OS SAPATOS DO PARAÍSO*

Abrahão era um judeu de alma inquieta e questionadora das tradições, sempre em busca de um significado maior para as interpretações da Torah** e da necessidade de cumprir com os mandamentos. Sua alma não estava tranqüila, apesar de seu bom casamento com Rebeca que já durava décadas, seus filhos bem sucedidos na vida e netos saudáveis e bem encaminhados. Nada disso, entretanto, o mantinha tranqüilo e muito menos feliz. Estava sempre angustiado em busca de algo novo que sequer sabia definir com precisão o que era.

Um dia ele se levantou antes do nascer-do-sol, vestiu-se, levou consigo uma pequena maleta com algumas roupas e utensílios necessários e despediu-se de Rebeca:

- Mulher, estou indo embora. Essa vida que levamos juntos há tanto tempo não me alegra mais o espírito, e torna minha alma inquieta, preciso ir em busca do paraíso...

- Abrahão, não entendo o que fazes, há tantos anos vivemos juntos, construímos uma vida juntos, temos uma modesta, mas confortável casa, tivemos filhos trabalhadores e saudáveis que nos deram netos lindos e carinhosos. O que queres mais? Que paraíso buscas? - responde-lhe atônita Rebeca.

- Sei de tudo isso Rebeca, mas minha alma não se aquieta. Preciso ir em busca de algo totalmente novo que me alegre o espírito. Creio que com um pouco de sorte e com a ajuda de D'us#, encontrarei o paraíso que busco...

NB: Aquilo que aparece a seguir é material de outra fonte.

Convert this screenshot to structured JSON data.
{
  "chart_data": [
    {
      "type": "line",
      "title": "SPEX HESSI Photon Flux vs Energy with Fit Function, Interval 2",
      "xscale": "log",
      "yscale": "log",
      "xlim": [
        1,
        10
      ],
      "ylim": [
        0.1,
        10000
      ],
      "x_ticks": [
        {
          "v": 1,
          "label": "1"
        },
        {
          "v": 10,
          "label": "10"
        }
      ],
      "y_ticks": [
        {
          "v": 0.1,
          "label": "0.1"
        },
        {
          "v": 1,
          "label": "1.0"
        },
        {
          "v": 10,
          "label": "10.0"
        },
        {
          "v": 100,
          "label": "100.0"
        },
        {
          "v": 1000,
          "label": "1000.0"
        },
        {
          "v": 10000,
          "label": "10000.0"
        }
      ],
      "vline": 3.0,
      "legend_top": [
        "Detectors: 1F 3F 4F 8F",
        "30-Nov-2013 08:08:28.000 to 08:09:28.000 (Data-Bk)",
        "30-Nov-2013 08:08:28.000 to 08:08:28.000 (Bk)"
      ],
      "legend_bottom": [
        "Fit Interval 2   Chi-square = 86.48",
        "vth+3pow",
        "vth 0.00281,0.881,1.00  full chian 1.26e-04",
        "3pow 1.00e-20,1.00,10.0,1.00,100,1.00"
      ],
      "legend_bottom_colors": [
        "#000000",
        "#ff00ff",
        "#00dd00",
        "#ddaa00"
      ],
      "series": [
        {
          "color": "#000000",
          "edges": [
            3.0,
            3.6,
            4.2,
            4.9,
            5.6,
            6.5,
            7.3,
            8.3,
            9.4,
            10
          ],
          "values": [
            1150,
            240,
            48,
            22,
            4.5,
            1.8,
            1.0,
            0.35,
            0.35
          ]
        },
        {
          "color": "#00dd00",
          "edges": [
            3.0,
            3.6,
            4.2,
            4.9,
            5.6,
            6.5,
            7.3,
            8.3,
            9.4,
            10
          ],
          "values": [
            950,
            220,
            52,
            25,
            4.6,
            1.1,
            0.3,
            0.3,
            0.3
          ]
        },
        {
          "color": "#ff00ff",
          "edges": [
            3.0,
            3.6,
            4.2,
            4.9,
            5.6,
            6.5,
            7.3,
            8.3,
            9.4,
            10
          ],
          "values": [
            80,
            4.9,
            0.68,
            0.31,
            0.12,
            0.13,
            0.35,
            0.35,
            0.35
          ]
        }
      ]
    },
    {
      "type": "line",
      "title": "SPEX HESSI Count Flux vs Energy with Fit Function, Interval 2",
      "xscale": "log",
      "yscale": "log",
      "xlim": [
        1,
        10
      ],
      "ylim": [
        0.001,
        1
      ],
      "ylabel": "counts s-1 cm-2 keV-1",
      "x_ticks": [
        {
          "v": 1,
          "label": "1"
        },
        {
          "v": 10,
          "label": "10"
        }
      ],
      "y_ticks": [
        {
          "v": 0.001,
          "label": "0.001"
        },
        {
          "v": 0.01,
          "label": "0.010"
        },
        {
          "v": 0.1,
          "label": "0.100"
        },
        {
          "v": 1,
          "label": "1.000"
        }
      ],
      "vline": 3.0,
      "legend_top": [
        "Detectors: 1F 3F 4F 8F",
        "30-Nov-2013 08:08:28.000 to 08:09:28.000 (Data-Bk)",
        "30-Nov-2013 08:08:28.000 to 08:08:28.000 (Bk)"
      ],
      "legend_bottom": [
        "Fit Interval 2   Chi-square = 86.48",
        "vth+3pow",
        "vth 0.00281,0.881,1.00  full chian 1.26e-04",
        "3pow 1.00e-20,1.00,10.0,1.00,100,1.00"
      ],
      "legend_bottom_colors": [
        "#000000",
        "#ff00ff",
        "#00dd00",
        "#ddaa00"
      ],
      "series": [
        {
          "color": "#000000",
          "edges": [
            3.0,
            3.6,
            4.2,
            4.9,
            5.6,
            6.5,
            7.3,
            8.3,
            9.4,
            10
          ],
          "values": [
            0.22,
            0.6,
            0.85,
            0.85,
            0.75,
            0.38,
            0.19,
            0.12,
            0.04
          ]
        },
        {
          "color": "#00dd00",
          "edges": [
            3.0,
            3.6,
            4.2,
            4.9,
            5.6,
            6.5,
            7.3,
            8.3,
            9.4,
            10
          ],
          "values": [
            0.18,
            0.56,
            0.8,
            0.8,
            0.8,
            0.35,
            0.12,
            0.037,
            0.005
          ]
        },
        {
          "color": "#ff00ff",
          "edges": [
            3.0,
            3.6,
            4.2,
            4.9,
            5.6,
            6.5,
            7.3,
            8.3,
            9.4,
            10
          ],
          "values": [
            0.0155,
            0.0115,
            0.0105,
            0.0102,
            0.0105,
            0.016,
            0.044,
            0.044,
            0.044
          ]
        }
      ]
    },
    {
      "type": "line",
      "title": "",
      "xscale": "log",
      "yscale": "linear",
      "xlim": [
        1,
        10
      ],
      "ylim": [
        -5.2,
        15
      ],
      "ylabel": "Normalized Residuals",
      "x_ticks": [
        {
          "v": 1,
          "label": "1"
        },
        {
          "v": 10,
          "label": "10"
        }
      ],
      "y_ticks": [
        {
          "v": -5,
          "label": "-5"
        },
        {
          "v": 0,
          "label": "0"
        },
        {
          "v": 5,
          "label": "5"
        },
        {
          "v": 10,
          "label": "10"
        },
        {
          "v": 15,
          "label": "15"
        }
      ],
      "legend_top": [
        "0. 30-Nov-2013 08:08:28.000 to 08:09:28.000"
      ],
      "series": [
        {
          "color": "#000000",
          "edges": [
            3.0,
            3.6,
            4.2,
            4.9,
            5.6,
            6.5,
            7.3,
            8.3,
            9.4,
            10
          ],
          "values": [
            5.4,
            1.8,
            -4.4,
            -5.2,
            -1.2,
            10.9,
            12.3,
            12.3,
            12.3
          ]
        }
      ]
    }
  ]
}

Sem mais nada dizer, Abrahão partiu, levando apenas sua pequena maleta, deixando para trás sua mulher, casa, família, rua, cidade, em busca de um paraíso perdido que nem ele saberia descrever como seria.

Vagou dias a esmo, saindo da cidade, percorrendo estradas que se tornaram estreitas trilhas, adentrando bosques e que, por sua vez, tornaram-se picadas abertas a facão em densas florestas. À noite já exausto, Abrahão resolveu deitar-se e dormir para continuar, na manhã seguinte, sua jornada rumo ao tão almejado paraíso. Antes tomou o cuidado de marcar com seu já surrado par de sapatos a direção que deveria continuar seguindo, na manhã seguinte. Antes de adormecer, acendeu uma fogueira e orou a D'us com fervor para que o ajudasse a encontrar seu destino.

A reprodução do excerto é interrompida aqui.